Existe uma dubiedade no exercício da democracia participativa, quando a expressão dessa participação é o voto.
O comportamento do voto é o mesmo para todos os que exercem essa forma de participação política. Objetivamente, o votar é a manifestação de uma escolha pessoal, que ao menos em potencial vale para toda a comunidade dos votantes. Uma vontade particular de fazer valer-se como vontade comum. Esse comportamento, ao que parece, encobre duas atitudes diferentes, quer dizer, dois posicionamentos, duas compreensões, duas interpretações, digamos, subjetivas desse fato do votar.
O primeiro tipo de votante vota segundo seu interesse particular; entre as alternativas dispostas, opta por aquela que mais lhe parece pessoalmente favorável, ou pela que é mais favorável à categoria social, ao grupo, a que acredita pertencer. O segundo tipo de votante vota segundo aquilo que, de acordo com seu julgamento, deve valer para o todo da comunidade. O primeiro tipo, ao decidir-se, pensa a partir de uma parte; o segundo, conforme a perspectiva do todo.

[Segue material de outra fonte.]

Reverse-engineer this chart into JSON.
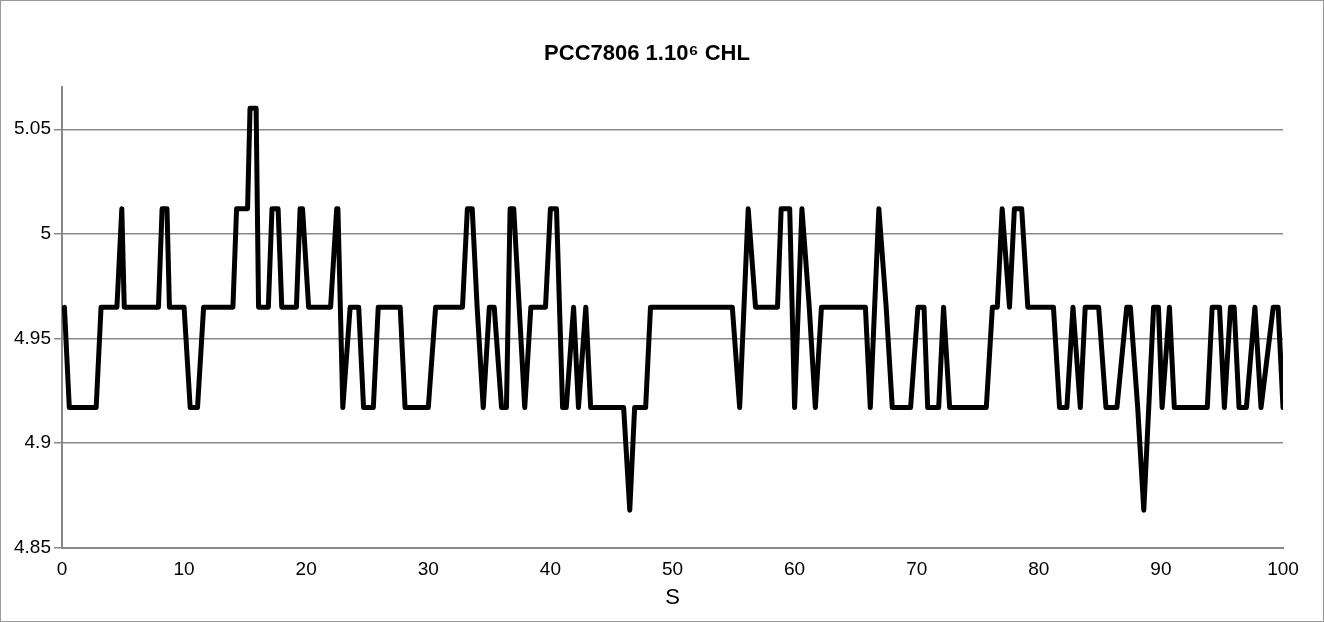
{
  "chart_data": {
    "type": "line",
    "title": "PCC7806 1.10⁶ CHL",
    "xlabel": "S",
    "xlim": [
      0,
      100
    ],
    "xticks": [
      0,
      10,
      20,
      30,
      40,
      50,
      60,
      70,
      80,
      90,
      100
    ],
    "ylim": [
      4.85,
      5.07
    ],
    "yticks": [
      4.85,
      4.9,
      4.95,
      5,
      5.05
    ],
    "grid": "y",
    "legend": false,
    "marker": "none",
    "line_style": "solid",
    "series": [
      {
        "color": "#000000",
        "x": [
          0.2,
          0.6,
          2.8,
          3.2,
          4.5,
          4.9,
          5.1,
          7.9,
          8.2,
          8.6,
          8.8,
          10.0,
          10.5,
          11.1,
          11.6,
          14.0,
          14.3,
          15.2,
          15.4,
          15.9,
          16.1,
          16.9,
          17.2,
          17.7,
          18.0,
          19.2,
          19.5,
          19.7,
          20.2,
          22.0,
          22.5,
          22.6,
          23.0,
          23.6,
          24.3,
          24.7,
          25.5,
          25.9,
          27.7,
          28.1,
          30.0,
          30.6,
          32.8,
          33.2,
          33.6,
          34.0,
          34.5,
          35.0,
          35.4,
          36.0,
          36.4,
          36.7,
          37.0,
          37.9,
          38.4,
          39.6,
          40.0,
          40.5,
          41.0,
          41.3,
          41.9,
          42.3,
          42.9,
          43.3,
          46.0,
          46.5,
          46.9,
          47.8,
          48.2,
          54.9,
          55.5,
          56.2,
          56.8,
          58.6,
          58.9,
          59.6,
          60.0,
          60.6,
          61.2,
          61.7,
          62.2,
          65.8,
          66.2,
          66.9,
          67.5,
          68.0,
          69.5,
          70.1,
          70.6,
          70.9,
          71.8,
          72.2,
          72.7,
          75.7,
          76.2,
          76.6,
          77.0,
          77.6,
          78.0,
          78.6,
          79.1,
          81.2,
          81.7,
          82.3,
          82.8,
          83.4,
          83.8,
          84.9,
          85.5,
          86.4,
          87.2,
          87.5,
          88.1,
          88.6,
          89.4,
          89.8,
          90.1,
          90.7,
          91.1,
          93.8,
          94.2,
          94.8,
          95.2,
          95.7,
          96.0,
          96.4,
          97.0,
          97.7,
          98.2,
          99.2,
          99.6,
          100.0
        ],
        "values": [
          4.965,
          4.917,
          4.917,
          4.965,
          4.965,
          5.012,
          4.965,
          4.965,
          5.012,
          5.012,
          4.965,
          4.965,
          4.917,
          4.917,
          4.965,
          4.965,
          5.012,
          5.012,
          5.06,
          5.06,
          4.965,
          4.965,
          5.012,
          5.012,
          4.965,
          4.965,
          5.012,
          5.012,
          4.965,
          4.965,
          5.012,
          5.012,
          4.917,
          4.965,
          4.965,
          4.917,
          4.917,
          4.965,
          4.965,
          4.917,
          4.917,
          4.965,
          4.965,
          5.012,
          5.012,
          4.965,
          4.917,
          4.965,
          4.965,
          4.917,
          4.917,
          5.012,
          5.012,
          4.917,
          4.965,
          4.965,
          5.012,
          5.012,
          4.917,
          4.917,
          4.965,
          4.917,
          4.965,
          4.917,
          4.917,
          4.868,
          4.917,
          4.917,
          4.965,
          4.965,
          4.917,
          5.012,
          4.965,
          4.965,
          5.012,
          5.012,
          4.917,
          5.012,
          4.965,
          4.917,
          4.965,
          4.965,
          4.917,
          5.012,
          4.965,
          4.917,
          4.917,
          4.965,
          4.965,
          4.917,
          4.917,
          4.965,
          4.917,
          4.917,
          4.965,
          4.965,
          5.012,
          4.965,
          5.012,
          5.012,
          4.965,
          4.965,
          4.917,
          4.917,
          4.965,
          4.917,
          4.965,
          4.965,
          4.917,
          4.917,
          4.965,
          4.965,
          4.917,
          4.868,
          4.965,
          4.965,
          4.917,
          4.965,
          4.917,
          4.917,
          4.965,
          4.965,
          4.917,
          4.965,
          4.965,
          4.917,
          4.917,
          4.965,
          4.917,
          4.965,
          4.965,
          4.917
        ]
      }
    ]
  }
}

Não se trata de pensar qual é o bom, qual o mal votante, qual a atitude correta, qual a incorreta, mas de assinalar que ao exercer o mesmo comportamento, ao votar, os votantes podem decidir-se desde perspectivas diferentes, e tomar suas decisões a partir de duas posições totalmente opostas.
Objetivamente não há como coagir o votante a votar segundo uma ou outra maneira. No mecanismo puro da decisão por maioria de votos permanece latente essa dubiedade que de alguma forma invalida o processo, e lhe retira a base de sua pretensa legitimidade que é o respeito da igualdade entre os votantes. Já que devido a essa ambigüidade essencial do votar, a igualdade dos votantes, sendo suas atitudes potencialmente diferentes, não é mais garantida pelo sistema.
A cada tipo de votante corresponde um tipo de democracia. A democracia do primeiro tipo se assemelha a uma mera contagem das partes. Com o resultado do voto, alcança-se essa contagem que conta a parte maior. Essa contagem tende a fazer com que todos ajam segundos os interesses dessa parte maior, em detrimento dos interesses fragmentados das partes menores. O mecanismo de correção dessa distorção totalizante consiste em multiplicar as fórmulas de consulta, de modo a fragmentar as partes sólidas, aquelas que se constituem sempre de um mesmo recorte da população, por exemplo, o recorte entre pobres e ricos, entre campesinos e citadinos, entre velhos e jovens, homens e mulheres, hétero e homossexuais, leigos e religiosos... Formular a consulta de tal modo que, a cada vez, ou em muitas vezes, um certo grupo de votantes não possa considerar-se, sempre, como pertencente à mesma parte definida pelos mesmos critérios de escolha. Para conter o perigo da maioria recorrente, evitar as facções, os partidos.
A democracia do segundo tipo refere cada votante individualmente ao todo. Prescinde da realidade de uma sociedade fragmentada em grupos de interesse. Conta com a possibilidade de múltiplas racionalidades. A escolha ganhante, o resultado da somatória dos votos, seria aquela que mais se aproximaria de uma racionalidade média. Cada indivíduo deve apresentar-se isoladamente, no momento do voto, como uma representação da consciência geral. Supõe-se que essa representação possa variar. E a escolha ganhante, a escolha da maioria, seria uma espécie de aproximação daquela consciência geral.
De fato, não há essa caracterização forte dos votantes nem, conseqüentemente, das formas de democracia. O que há é uma mistura dos tipos, uma imprecisão, uma vagueza do sistema de consulta popular.